One punch victim's injuries consistent with pavement hit: court

A doctor who treated Allan Neilson in hospital the night he was allegedly punched in the face by his cousin has told a court his patient’s injuries were consistent with his head having hit a pavement with force, a court has heard.

Jason Alfred Cavanough has pleaded not guilty to a charge of manslaughter relating to allegations he punched Mr Neilson in an angry outburst outside the Emerald Chinese Restaurant, Woonona, on the evening of January 25, 2012. Mr Neilson fell to the ground and hit his head on the pavement. He died in hospital five months later.

Dr Ataur Rahman, who was working in Wollongong Hospital’s emergency department that night, said he remembered Mr Neilson being brought in by paramedics. He had a large amount of swelling around his eyes and haemorrhaging to two areas of the brain.

‘‘Were his injuries consistent with him having fallen backwards and struck his head on the footpath?’’ Crown prosecutor Michael Fox asked Dr Rahman.

‘‘Yes, I believe so,’’ Dr Rahman replied.

Dr Rahman said when he asked Mr Neilson’s wife, Doree, what had happened, she told him her husband had been engaged in a debate with Mr Cavanough, and then she saw him on the ground.

However, she said she did not see how he fell, and told Dr Rahman she did not know whether it was because he was pushed or assaulted, or whether he tripped.

The court heard Mr Neilson had consumed a large amount of alcohol during the evening and the footpath out the front of the restaurant was slippery when it rained, as it had that night.

Meantime, in earlier evidence in the trial, jurors heard from Wollongong general practitioner Michele McGrath, who was driving past at the time Mr Neilson was hurt and stopped to render assistance.

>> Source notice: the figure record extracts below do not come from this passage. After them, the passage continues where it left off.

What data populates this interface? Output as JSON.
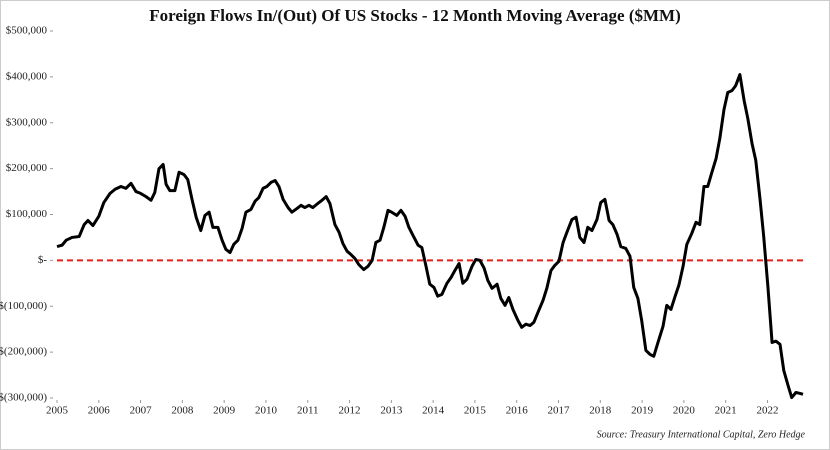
{
  "chart_data": {
    "type": "line",
    "title": "Foreign Flows In/(Out) Of US Stocks  - 12 Month Moving Average ($MM)",
    "source": "Source: Treasury International Capital, Zero Hedge",
    "color": "#000000",
    "reference_line": {
      "value": 0,
      "color": "#e8201a",
      "dashed": true
    },
    "xlim": [
      2005,
      2022.85
    ],
    "xticks": [
      2005,
      2006,
      2007,
      2008,
      2009,
      2010,
      2011,
      2012,
      2013,
      2014,
      2015,
      2016,
      2017,
      2018,
      2019,
      2020,
      2021,
      2022
    ],
    "ylim": [
      -300000,
      500000
    ],
    "yticks": [
      {
        "value": -300000,
        "label": "$(300,000)"
      },
      {
        "value": -200000,
        "label": "$(200,000)"
      },
      {
        "value": -100000,
        "label": "$(100,000)"
      },
      {
        "value": 0,
        "label": "$-"
      },
      {
        "value": 100000,
        "label": "$100,000"
      },
      {
        "value": 200000,
        "label": "$200,000"
      },
      {
        "value": 300000,
        "label": "$300,000"
      },
      {
        "value": 400000,
        "label": "$400,000"
      },
      {
        "value": 500000,
        "label": "$500,000"
      }
    ],
    "x": [
      2005.0,
      2005.12,
      2005.22,
      2005.36,
      2005.53,
      2005.65,
      2005.74,
      2005.86,
      2006.0,
      2006.12,
      2006.27,
      2006.39,
      2006.53,
      2006.65,
      2006.77,
      2006.89,
      2007.0,
      2007.13,
      2007.25,
      2007.34,
      2007.44,
      2007.54,
      2007.61,
      2007.7,
      2007.82,
      2007.92,
      2008.04,
      2008.13,
      2008.23,
      2008.33,
      2008.44,
      2008.54,
      2008.64,
      2008.73,
      2008.85,
      2008.95,
      2009.04,
      2009.14,
      2009.23,
      2009.33,
      2009.43,
      2009.52,
      2009.64,
      2009.74,
      2009.83,
      2009.93,
      2010.02,
      2010.12,
      2010.22,
      2010.31,
      2010.41,
      2010.53,
      2010.62,
      2010.74,
      2010.84,
      2010.93,
      2011.03,
      2011.12,
      2011.24,
      2011.34,
      2011.44,
      2011.53,
      2011.65,
      2011.75,
      2011.84,
      2011.94,
      2012.03,
      2012.13,
      2012.22,
      2012.34,
      2012.44,
      2012.54,
      2012.63,
      2012.73,
      2012.82,
      2012.92,
      2013.01,
      2013.13,
      2013.23,
      2013.33,
      2013.42,
      2013.52,
      2013.64,
      2013.73,
      2013.83,
      2013.92,
      2014.02,
      2014.11,
      2014.21,
      2014.33,
      2014.43,
      2014.52,
      2014.62,
      2014.71,
      2014.81,
      2014.93,
      2015.02,
      2015.12,
      2015.22,
      2015.31,
      2015.41,
      2015.53,
      2015.62,
      2015.72,
      2015.81,
      2015.91,
      2016.03,
      2016.12,
      2016.22,
      2016.32,
      2016.41,
      2016.51,
      2016.63,
      2016.72,
      2016.82,
      2016.91,
      2017.01,
      2017.11,
      2017.2,
      2017.32,
      2017.42,
      2017.51,
      2017.61,
      2017.7,
      2017.8,
      2017.92,
      2018.01,
      2018.11,
      2018.21,
      2018.3,
      2018.4,
      2018.49,
      2018.61,
      2018.71,
      2018.8,
      2018.9,
      2018.99,
      2019.09,
      2019.19,
      2019.28,
      2019.38,
      2019.5,
      2019.59,
      2019.69,
      2019.78,
      2019.88,
      2019.98,
      2020.07,
      2020.19,
      2020.29,
      2020.38,
      2020.48,
      2020.57,
      2020.67,
      2020.77,
      2020.86,
      2020.96,
      2021.05,
      2021.15,
      2021.24,
      2021.34,
      2021.44,
      2021.53,
      2021.63,
      2021.72,
      2021.82,
      2021.91,
      2022.01,
      2022.11,
      2022.2,
      2022.3,
      2022.39,
      2022.49,
      2022.58,
      2022.68,
      2022.78,
      2022.85
    ],
    "values": [
      30000,
      33000,
      44000,
      50000,
      52000,
      78000,
      87000,
      76000,
      96000,
      126000,
      146000,
      155000,
      161000,
      157000,
      168000,
      150000,
      146000,
      139000,
      131000,
      148000,
      200000,
      209000,
      166000,
      152000,
      152000,
      192000,
      187000,
      176000,
      133000,
      94000,
      65000,
      98000,
      105000,
      72000,
      72000,
      44000,
      24000,
      17000,
      35000,
      44000,
      70000,
      105000,
      111000,
      129000,
      137000,
      157000,
      161000,
      170000,
      174000,
      161000,
      133000,
      115000,
      105000,
      113000,
      120000,
      115000,
      120000,
      115000,
      124000,
      131000,
      139000,
      124000,
      78000,
      61000,
      37000,
      20000,
      13000,
      4000,
      -9000,
      -20000,
      -13000,
      0,
      39000,
      44000,
      72000,
      109000,
      105000,
      98000,
      109000,
      96000,
      72000,
      54000,
      33000,
      28000,
      -13000,
      -52000,
      -59000,
      -78000,
      -74000,
      -50000,
      -37000,
      -22000,
      -7000,
      -50000,
      -41000,
      -13000,
      2000,
      0,
      -17000,
      -44000,
      -61000,
      -52000,
      -83000,
      -98000,
      -81000,
      -107000,
      -131000,
      -146000,
      -139000,
      -142000,
      -135000,
      -113000,
      -87000,
      -61000,
      -22000,
      -11000,
      -2000,
      39000,
      61000,
      89000,
      94000,
      50000,
      39000,
      72000,
      65000,
      89000,
      126000,
      133000,
      87000,
      78000,
      57000,
      30000,
      26000,
      9000,
      -59000,
      -83000,
      -131000,
      -196000,
      -205000,
      -209000,
      -179000,
      -144000,
      -98000,
      -107000,
      -81000,
      -54000,
      -13000,
      35000,
      59000,
      83000,
      78000,
      161000,
      161000,
      192000,
      222000,
      266000,
      329000,
      366000,
      370000,
      381000,
      405000,
      349000,
      309000,
      255000,
      218000,
      135000,
      52000,
      -57000,
      -179000,
      -176000,
      -183000,
      -240000,
      -272000,
      -299000,
      -288000,
      -290000,
      -292000
    ]
  }
}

Dr McGrath said there was significant trauma to Mr Neilson’s face, including an obvious fracture in the nasal area.

The prosecution alleges Cavanough punched Mr Neilson in the face, causing him to fall to the ground and hit his head.

However, defence lawyers claim Cavanough only pushed Mr Neilson and did not intend for him to fall over.

The trial continues.

Clarification: Although Cavanough referred to Mr Neilson as ‘‘uncle’’, the two men were second cousins.